Nel 1987 Norphel, osservando fuori dalla finestra di casa, vide che l’acqua che scendeva da un rubinetto, che non poteva essere chiuso per il rischio che si rompessero i tubi, aveva formato un sottile strato di ghiaccio mentre il fiume, poco più in là, continuava a fluire. Non ci vollero di certo i suoi studi per capire che la differenza tra le due situazioni era la rapidità con cui l’acqua scorreva: abbassando la velocità questa ghiacciava. Da questa riflessione piuttosto semplice sono nati i ghiacciai artificiali di Norphel: l’idea consiste nel recuperare l’acqua che non viene utilizzata immediatamente, che proviene dallo scioglimento dei ghiaccia naturali, attraverso dei piccoli canali di scolo che terminano in aree di raccolta. Questi sono interrotti da piccole chiuse di controllo che rallentano la discesa dell’acqua, sotto a degli alberi che creano ombra e il più possibile vicino ai villaggi.

Il primo ghiacciaio artificiale fu realizzato nel 1987 vicino al villaggio di Phuktsey, nel 2012 erano già 12 quelli completati. Con altri tre impianti in costruzione, oggi questi 15 ghiacciai sono la fonte primaria che suopporta i villaggi nella regione del Ladakh. All’inizio fu difficile perchè essendo una cosa nuova nemmeno il governo era disposto a collaborare, Norphel allora convinse la popolazione stessa che era l’unica soluzione possibile. Alla fine furono loro che lavorarono come volontari.
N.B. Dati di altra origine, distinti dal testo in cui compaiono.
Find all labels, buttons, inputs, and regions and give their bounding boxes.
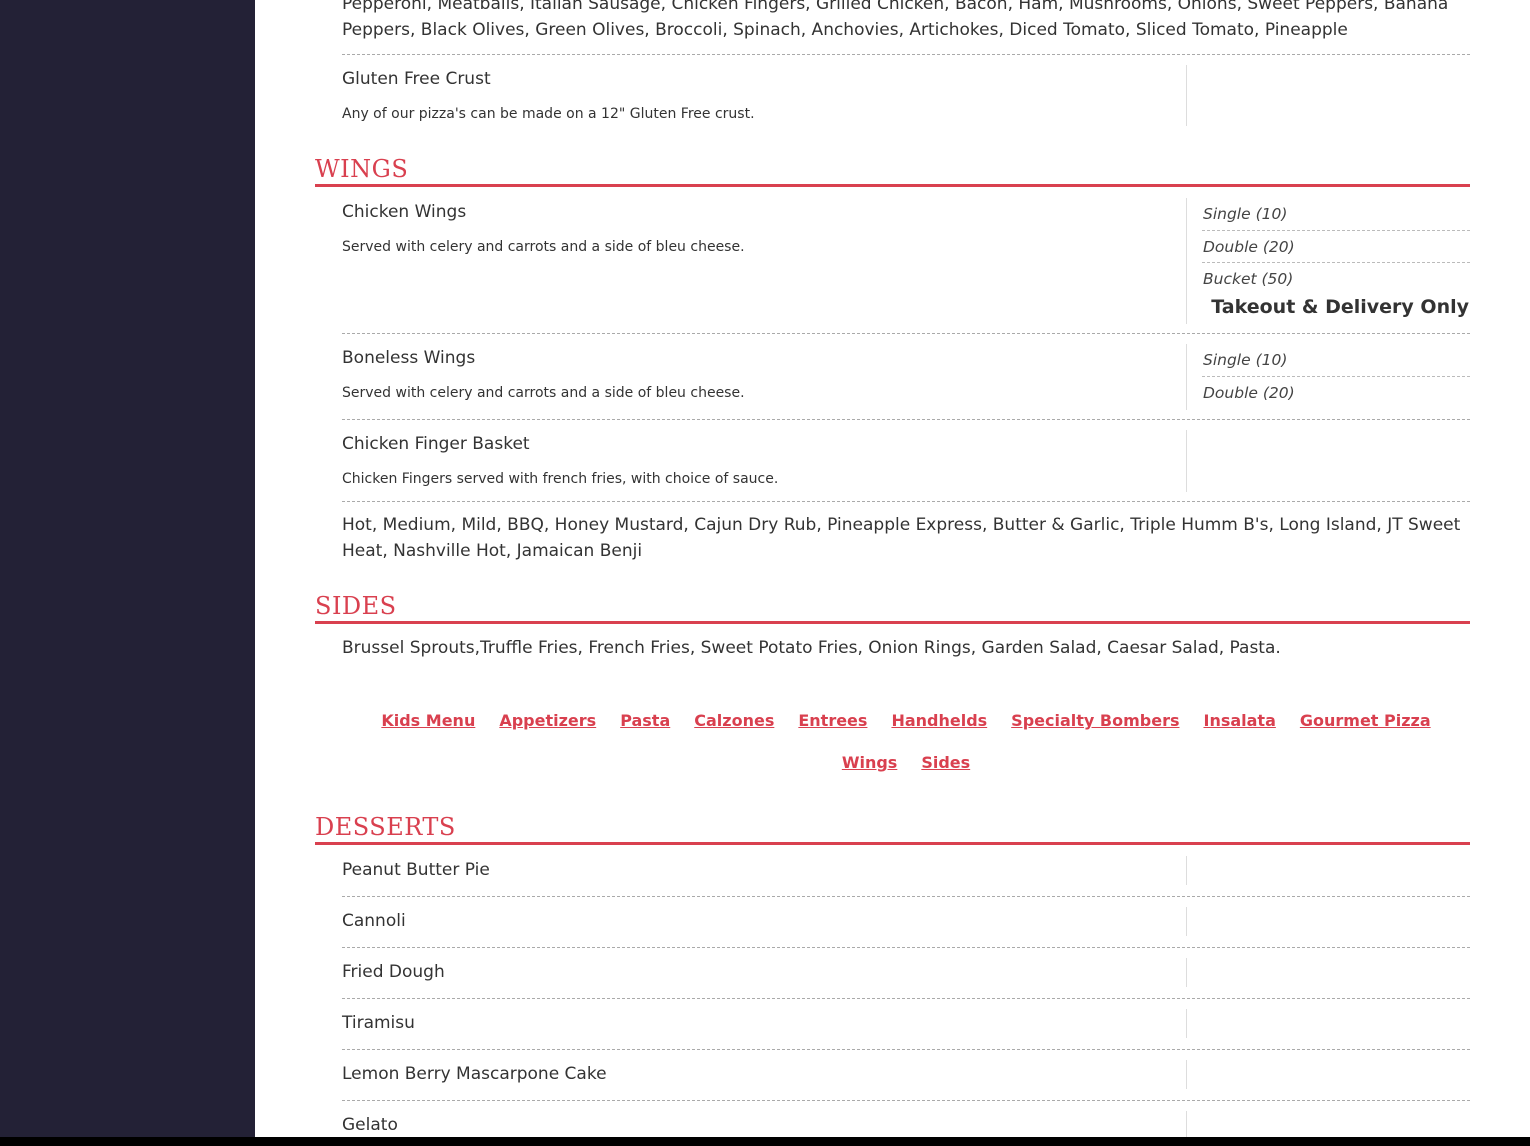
section-rule xyxy=(315,184,1470,187)
menu-item-name: Chicken Wings xyxy=(342,202,467,222)
price-divider xyxy=(1186,430,1187,492)
section-rule xyxy=(315,842,1470,845)
divider xyxy=(342,998,1470,999)
price-option: Double (20) xyxy=(1203,238,1295,256)
wing-sauces-list: Hot, Medium, Mild, BBQ, Honey Mustard, C… xyxy=(342,515,1461,561)
menu-nav-row-1: Kids Menu Appetizers Pasta Calzones Entr… xyxy=(342,711,1470,730)
sides-list: Brussel Sprouts,Truffle Fries, French Fr… xyxy=(342,638,1281,658)
divider xyxy=(342,1049,1470,1050)
price-divider xyxy=(1186,1009,1187,1038)
pizza-toppings-list: Pepperoni, Meatballs, Italian Sausage, C… xyxy=(342,0,1449,40)
takeout-delivery-note: Takeout & Delivery Only xyxy=(1211,296,1469,318)
section-title-desserts: DESSERTS xyxy=(315,813,456,841)
divider xyxy=(342,501,1470,502)
divider xyxy=(342,896,1470,897)
dessert-item: Gelato xyxy=(342,1115,398,1135)
price-divider xyxy=(1186,1060,1187,1089)
menu-item-description: Any of our pizza's can be made on a 12" … xyxy=(342,106,755,122)
menu-item-description: Served with celery and carrots and a sid… xyxy=(342,239,745,255)
price-divider-line xyxy=(1202,262,1470,263)
divider xyxy=(342,333,1470,334)
nav-link-pasta[interactable]: Pasta xyxy=(620,711,670,730)
price-option: Double (20) xyxy=(1203,384,1295,402)
dessert-item: Fried Dough xyxy=(342,962,445,982)
nav-link-wings[interactable]: Wings xyxy=(842,753,898,772)
divider xyxy=(342,54,1470,55)
menu-item-name: Chicken Finger Basket xyxy=(342,434,530,454)
section-rule xyxy=(315,621,1470,624)
dessert-item: Lemon Berry Mascarpone Cake xyxy=(342,1064,607,1084)
nav-link-handhelds[interactable]: Handhelds xyxy=(891,711,987,730)
divider xyxy=(342,419,1470,420)
sidebar xyxy=(0,0,255,1137)
section-title-sides: SIDES xyxy=(315,592,397,620)
nav-link-calzones[interactable]: Calzones xyxy=(694,711,774,730)
menu-item-description: Served with celery and carrots and a sid… xyxy=(342,385,745,401)
dessert-item: Cannoli xyxy=(342,911,406,931)
nav-link-insalata[interactable]: Insalata xyxy=(1203,711,1275,730)
price-option: Single (10) xyxy=(1203,351,1288,369)
menu-item-name: Gluten Free Crust xyxy=(342,69,491,89)
menu-nav-row-2: Wings Sides xyxy=(342,753,1470,772)
nav-link-appetizers[interactable]: Appetizers xyxy=(499,711,596,730)
nav-link-kids-menu[interactable]: Kids Menu xyxy=(381,711,475,730)
price-divider xyxy=(1186,1111,1187,1137)
menu-content: Pepperoni, Meatballs, Italian Sausage, C… xyxy=(255,0,1530,1137)
price-option: Bucket (50) xyxy=(1203,270,1294,288)
dessert-item: Tiramisu xyxy=(342,1013,415,1033)
section-title-wings: WINGS xyxy=(315,155,409,183)
price-option: Single (10) xyxy=(1203,205,1288,223)
divider xyxy=(342,947,1470,948)
dessert-item: Peanut Butter Pie xyxy=(342,860,490,880)
price-divider xyxy=(1186,856,1187,885)
menu-item-name: Boneless Wings xyxy=(342,348,476,368)
price-divider-line xyxy=(1202,376,1470,377)
price-divider xyxy=(1186,958,1187,987)
nav-link-entrees[interactable]: Entrees xyxy=(798,711,867,730)
menu-item-description: Chicken Fingers served with french fries… xyxy=(342,471,779,487)
price-divider xyxy=(1186,907,1187,936)
nav-link-specialty-bombers[interactable]: Specialty Bombers xyxy=(1011,711,1179,730)
nav-link-gourmet-pizza[interactable]: Gourmet Pizza xyxy=(1300,711,1431,730)
price-divider xyxy=(1186,344,1187,410)
divider xyxy=(342,1100,1470,1101)
price-divider xyxy=(1186,198,1187,324)
nav-link-sides[interactable]: Sides xyxy=(921,753,970,772)
price-divider-line xyxy=(1202,230,1470,231)
price-divider xyxy=(1186,65,1187,126)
Oltre ad essere conveniente economicamente rispetto ad altri sistemi e ad aver contribuito alla proliferazione di alberi, l’utilizzo di questi ghiacciai artificiali, che sopperiscono alla scarsità di acqua, permette, grazie al fatto di avere risorse idriche disponibili anche in altri periodi dell’anno, di ampliare le colture coltivate nella regione del Ladakh, comprendendo anche prodotti che vantano margini di guadagno migliori.

Norphel ha ricevuto molti premi per questo suo progetto come il Jamnalal Bajaj Award nel 2010 e il Padma Shri nel 2015. È stato girato anche un documentario, intitolato “The White Knight”, che racconta la sua storia e ha ricevuto il “titolo” di “Ice Man of India” da molte pubblicazioni internazionali, come il Time.

Nonostante tutto però il futuro dei ghiacciai artificiali è incerto perché, secondo Norphel,  “quando avevo le energie mancavano i fondi, ma ora che ricevo finanziamenti anche da parti inaspettate del mondo non ho più la forza per portare avanti il progetto. Sto ancora cercando di istruire la gente per continuare a mantenere i ghiaccia esistenti e crearne di nuovi, ma il richiamo dell’industria del turismo, più veloce e redditizia, è molto forte, soprattutto per i giovani. Al contrario l’impegno per le necessità ambientali è sempre meno condiviso. Il turismo non può sostenere il mondo, lo può fare l’agricoltura. Tutto il mondo dipende dall’agricoltura e l’agricoltura dipende dall’ambiente. Se non ci preoccupiamo per esso, potremmo ritrovarci senza nulla”.